Varese – «Movida sostenibile» Centro vivo, senza guai

a scommessa è di quelle da un milione di dollari: fare in modo che la movida di Varese sia sostenibile, non venga considerata come un luogo di alcol puro e atti vandalici e auto in divieto ma come un valore aggiunto per la città, per chi risiede, per chi passeggia e si gode il centro, per chi abita e ha il diritto di riposare la notte. Il Tavolo della Movida voluto dal Comune torna a riunirsi, stavolta incentrato sulle problematiche degli esercenti delle vie Cavallotti, Donizetti e Cattaneo. E al termine di un’ora e mezza di confronto, i commercianti che invocano più parcheggi escono con l’impegno da parte dei rappresentanti della giunta all’apertura del parcheggio multipiano di via Sempione tra un mese e mezzo; con il sì della Polizia locale a più pattuglie che facciano rispettare il silenzio la notte, visto che molti locale chiudono alle 2, con l’ipotesi di bus navetta verso i parcheggi periferici e addirittura con un presidio sanitario per le emergenze in centro, da istituire almeno nei fine settimana.

«La movida deve essere un valore aggiunto per tutti, per questa ragione non è possibile chiudere un occhio su chi vuole parcheggiare a cinque metri dal locale – spiega il vicesindaco e assessore alla sicurezza Daniele Zanzi -. La sosta in divieto non dovrebbe essere consentita nemmeno se un automobilista va in farmacia un istante, figuriamoci se va a divertirsi per un paio d’ore. Il rispetto deve essere per tutti e può passare solo attraverso le regole ma anche attraverso il dialogo che abbiamo provato a instaurare». Niente muro contro muro, niente contrapposizione tra chi lavora e si diverte in centro, da una parte, e chi vuole solo dormire la notte, dall’altra. Sarà mai possibile?
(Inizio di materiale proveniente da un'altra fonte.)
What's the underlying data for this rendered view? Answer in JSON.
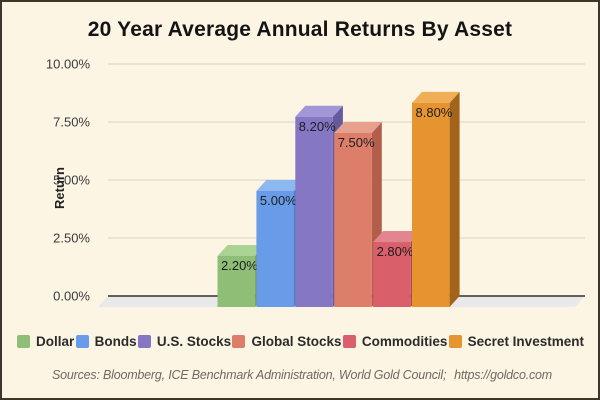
{
  "chart_data": {
    "type": "bar",
    "style": "3d",
    "title": "20 Year Average Annual Returns By Asset",
    "ylabel": "Return",
    "ylim": [
      0,
      10
    ],
    "grid": true,
    "legend_position": "bottom",
    "categories": [
      "Dollar",
      "Bonds",
      "U.S. Stocks",
      "Global Stocks",
      "Commodities",
      "Secret Investment"
    ],
    "values": [
      2.2,
      5.0,
      8.2,
      7.5,
      2.8,
      8.8
    ],
    "value_labels": [
      "2.20%",
      "5.00%",
      "8.20%",
      "7.50%",
      "2.80%",
      "8.80%"
    ],
    "tick_values": [
      0,
      2.5,
      5,
      7.5,
      10
    ],
    "yticks": [
      "0.00%",
      "2.50%",
      "5.00%",
      "7.50%",
      "10.00%"
    ],
    "colors": {
      "front": [
        "#8fbe76",
        "#689ce8",
        "#8677c5",
        "#dc7e69",
        "#d95f6b",
        "#e6942f"
      ],
      "top": [
        "#abd394",
        "#8db7f0",
        "#a295d8",
        "#e7a08e",
        "#e3858f",
        "#f0ae57"
      ],
      "side": [
        "#6e9b57",
        "#4e7fc0",
        "#655a9d",
        "#b25e4b",
        "#b04652",
        "#a2641b"
      ],
      "floor": "#e9e9ec",
      "grid": "#d9d4c6",
      "axis": "#33302a",
      "background": "#fcf5e4",
      "value_label_text": "#1d1d1d",
      "tick_text": "#3b3b3b",
      "title_text": "#141414",
      "legend_text": "#2b2b2b",
      "footer_text": "#70695e"
    }
  },
  "footer": {
    "sources": "Sources: Bloomberg, ICE Benchmark Administration, World Gold Council;",
    "url": "https://goldco.com"
  }
}
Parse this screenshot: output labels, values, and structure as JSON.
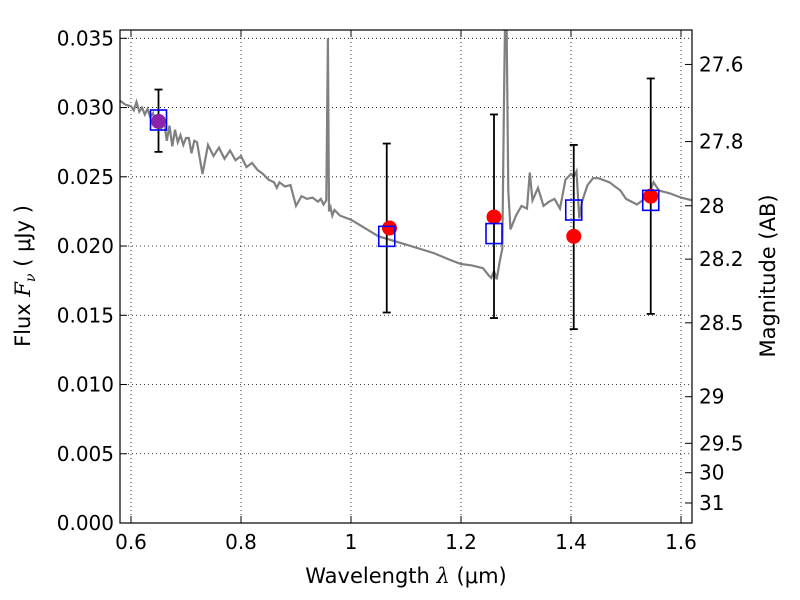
{
  "chart_data": {
    "type": "scatter",
    "xlabel": "Wavelength",
    "xlabel_symbol": "λ",
    "xlabel_unit": "(μm)",
    "ylabel": "Flux",
    "ylabel_symbol": "F",
    "ylabel_sub": "ν",
    "ylabel_unit": "( μJy )",
    "ylabel_right": "Magnitude (AB)",
    "xlim": [
      0.58,
      1.62
    ],
    "ylim": [
      0.0,
      0.0356
    ],
    "x_ticks": [
      {
        "v": 0.6,
        "label": "0.6"
      },
      {
        "v": 0.8,
        "label": "0.8"
      },
      {
        "v": 1.0,
        "label": "1"
      },
      {
        "v": 1.2,
        "label": "1.2"
      },
      {
        "v": 1.4,
        "label": "1.4"
      },
      {
        "v": 1.6,
        "label": "1.6"
      }
    ],
    "y_ticks": [
      {
        "v": 0.0,
        "label": "0.000"
      },
      {
        "v": 0.005,
        "label": "0.005"
      },
      {
        "v": 0.01,
        "label": "0.010"
      },
      {
        "v": 0.015,
        "label": "0.015"
      },
      {
        "v": 0.02,
        "label": "0.020"
      },
      {
        "v": 0.025,
        "label": "0.025"
      },
      {
        "v": 0.03,
        "label": "0.030"
      },
      {
        "v": 0.035,
        "label": "0.035"
      }
    ],
    "mag_ticks": [
      {
        "mag": 27.6,
        "label": "27.6"
      },
      {
        "mag": 27.8,
        "label": "27.8"
      },
      {
        "mag": 28.0,
        "label": "28"
      },
      {
        "mag": 28.2,
        "label": "28.2"
      },
      {
        "mag": 28.5,
        "label": "28.5"
      },
      {
        "mag": 29.0,
        "label": "29"
      },
      {
        "mag": 29.5,
        "label": "29.5"
      },
      {
        "mag": 30.0,
        "label": "30"
      },
      {
        "mag": 31.0,
        "label": "31"
      }
    ],
    "grid": true,
    "colors": {
      "spectrum": "#808080",
      "model": "#0000ff",
      "observed": "#ff0000",
      "optical": "#8b22a8",
      "errorbar": "#000000"
    },
    "spectrum": {
      "x": [
        0.58,
        0.59,
        0.6,
        0.605,
        0.61,
        0.615,
        0.62,
        0.625,
        0.63,
        0.635,
        0.64,
        0.645,
        0.65,
        0.655,
        0.66,
        0.665,
        0.67,
        0.675,
        0.68,
        0.685,
        0.69,
        0.695,
        0.7,
        0.705,
        0.71,
        0.715,
        0.72,
        0.73,
        0.74,
        0.75,
        0.76,
        0.77,
        0.78,
        0.79,
        0.8,
        0.81,
        0.82,
        0.83,
        0.84,
        0.85,
        0.86,
        0.865,
        0.87,
        0.88,
        0.89,
        0.9,
        0.91,
        0.92,
        0.93,
        0.94,
        0.945,
        0.95,
        0.955,
        0.958,
        0.96,
        0.963,
        0.966,
        0.97,
        0.98,
        1.0,
        1.05,
        1.1,
        1.15,
        1.18,
        1.2,
        1.22,
        1.24,
        1.25,
        1.255,
        1.26,
        1.265,
        1.27,
        1.275,
        1.278,
        1.28,
        1.283,
        1.286,
        1.29,
        1.3,
        1.31,
        1.32,
        1.325,
        1.33,
        1.34,
        1.35,
        1.36,
        1.37,
        1.38,
        1.39,
        1.4,
        1.405,
        1.41,
        1.415,
        1.42,
        1.43,
        1.44,
        1.45,
        1.47,
        1.49,
        1.5,
        1.52,
        1.54,
        1.55,
        1.56,
        1.58,
        1.6,
        1.62
      ],
      "y": [
        0.0305,
        0.0302,
        0.0301,
        0.0298,
        0.0304,
        0.0297,
        0.03,
        0.0295,
        0.0299,
        0.0293,
        0.0296,
        0.0288,
        0.0291,
        0.0285,
        0.029,
        0.0276,
        0.0287,
        0.0272,
        0.0284,
        0.0275,
        0.028,
        0.0273,
        0.0278,
        0.0278,
        0.0267,
        0.0276,
        0.0275,
        0.0252,
        0.0273,
        0.0265,
        0.0271,
        0.0263,
        0.0269,
        0.0262,
        0.0265,
        0.0257,
        0.026,
        0.0255,
        0.0252,
        0.0248,
        0.0246,
        0.0242,
        0.0246,
        0.0243,
        0.0244,
        0.0229,
        0.0236,
        0.0234,
        0.0235,
        0.0232,
        0.0234,
        0.023,
        0.0233,
        0.035,
        0.0225,
        0.0228,
        0.0222,
        0.0226,
        0.0222,
        0.0219,
        0.0207,
        0.0201,
        0.0195,
        0.019,
        0.0187,
        0.0186,
        0.0184,
        0.0179,
        0.0177,
        0.0182,
        0.0176,
        0.0188,
        0.0198,
        0.03,
        0.036,
        0.036,
        0.024,
        0.0212,
        0.0222,
        0.0229,
        0.0227,
        0.0253,
        0.0233,
        0.0242,
        0.0229,
        0.0232,
        0.0234,
        0.0227,
        0.0248,
        0.0252,
        0.025,
        0.0254,
        0.022,
        0.0232,
        0.0244,
        0.0249,
        0.0249,
        0.0246,
        0.024,
        0.0234,
        0.023,
        0.0236,
        0.0246,
        0.024,
        0.0238,
        0.0235,
        0.0233
      ]
    },
    "model_points": {
      "marker": "open-square",
      "x": [
        0.65,
        1.065,
        1.26,
        1.405,
        1.545
      ],
      "y": [
        0.0291,
        0.0207,
        0.0209,
        0.0226,
        0.0233
      ],
      "yerr_low": [
        0.0023,
        0.0055,
        0.0061,
        0.0086,
        0.0082
      ],
      "yerr_high": [
        0.0022,
        0.0067,
        0.0086,
        0.0047,
        0.0088
      ]
    },
    "observed_points": {
      "marker": "filled-circle",
      "x": [
        0.65,
        1.07,
        1.26,
        1.405,
        1.545
      ],
      "y": [
        0.029,
        0.0213,
        0.0221,
        0.0207,
        0.0236
      ],
      "colors": [
        "#8b22a8",
        "#ff0000",
        "#ff0000",
        "#ff0000",
        "#ff0000"
      ]
    }
  }
}
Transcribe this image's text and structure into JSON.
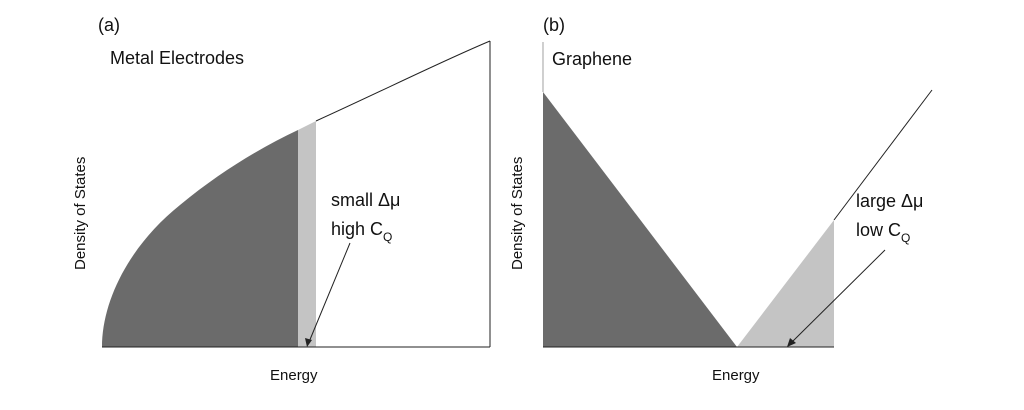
{
  "panels": {
    "a": {
      "label": "(a)",
      "title": "Metal Electrodes",
      "ylabel": "Density of States",
      "xlabel": "Energy",
      "note_line1": "small Δμ",
      "note_line2_main": "high C",
      "note_line2_sub": "Q"
    },
    "b": {
      "label": "(b)",
      "title": "Graphene",
      "ylabel": "Density of States",
      "xlabel": "Energy",
      "note_line1": "large Δμ",
      "note_line2_main": "low C",
      "note_line2_sub": "Q"
    }
  },
  "colors": {
    "filled_states": "#6b6b6b",
    "delta_band": "#c4c4c4",
    "outline": "#222222"
  }
}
Dunque tolleranza zero per le auto lasciate ovunque «ma anche aumento dei parcheggi, con l’apertura del multipiano di via Sempione tra un mese e mezzo – continua Zanzi – e potenziamento dei controlli sul fronte amministrativo, non è tollerabile che si dia alcol ai minorenni o che non si rispetti il nuovo regolamento di Polizia urbana».

L’assessore alle Politiche giovanili Francesca Strazzi, invita a guardare e a valorizzare l’altra faccia della medaglia della movida: «Bisogna evitare di demonizzarla e laddove vi sono problemi bisogna cercare di risolverli, così come stiamo facendo con il tavolo della movida. Il nostro obiettivo è portar avanti un percorso comune che coinvolga tutti i soggetti interessati – continua l’assessore Strazzi – , con un dialogo costruttivo tra commercianti e residenti». Un confronto già cominciato, che porterà a nuovi faccia a faccia, oltre a quello svoltosi ieri nella sede dell’Informagiovani di via Como, al quale ha partecipato anche il comandante della Polizia Locale Matteo Ferrario.

«Una Varese sempre più viva è nell’interesse di tutti – commenta l’assessore alle Attività produttive Ivana Perusin, presente all’incontro al quale ha partecipato anche Paola Cocchiere, consigliere comunale della Lista Galimberti -. L’intento di questi tavoli è di fare sinergia per sperimentare metodi innovativi che coniughino le attività commerciali e la qualità della vita delle persone». Nel solco della collaborazione tra istituzioni e forze sociali, l’evento chiamato “Varese Plastic Free”, con un primo weekend di sperimentazione, da 21 al 23 giugno: bar e ristoranti dimenticheranno, per un intero fine settimana, l’uso di tutte le plastiche.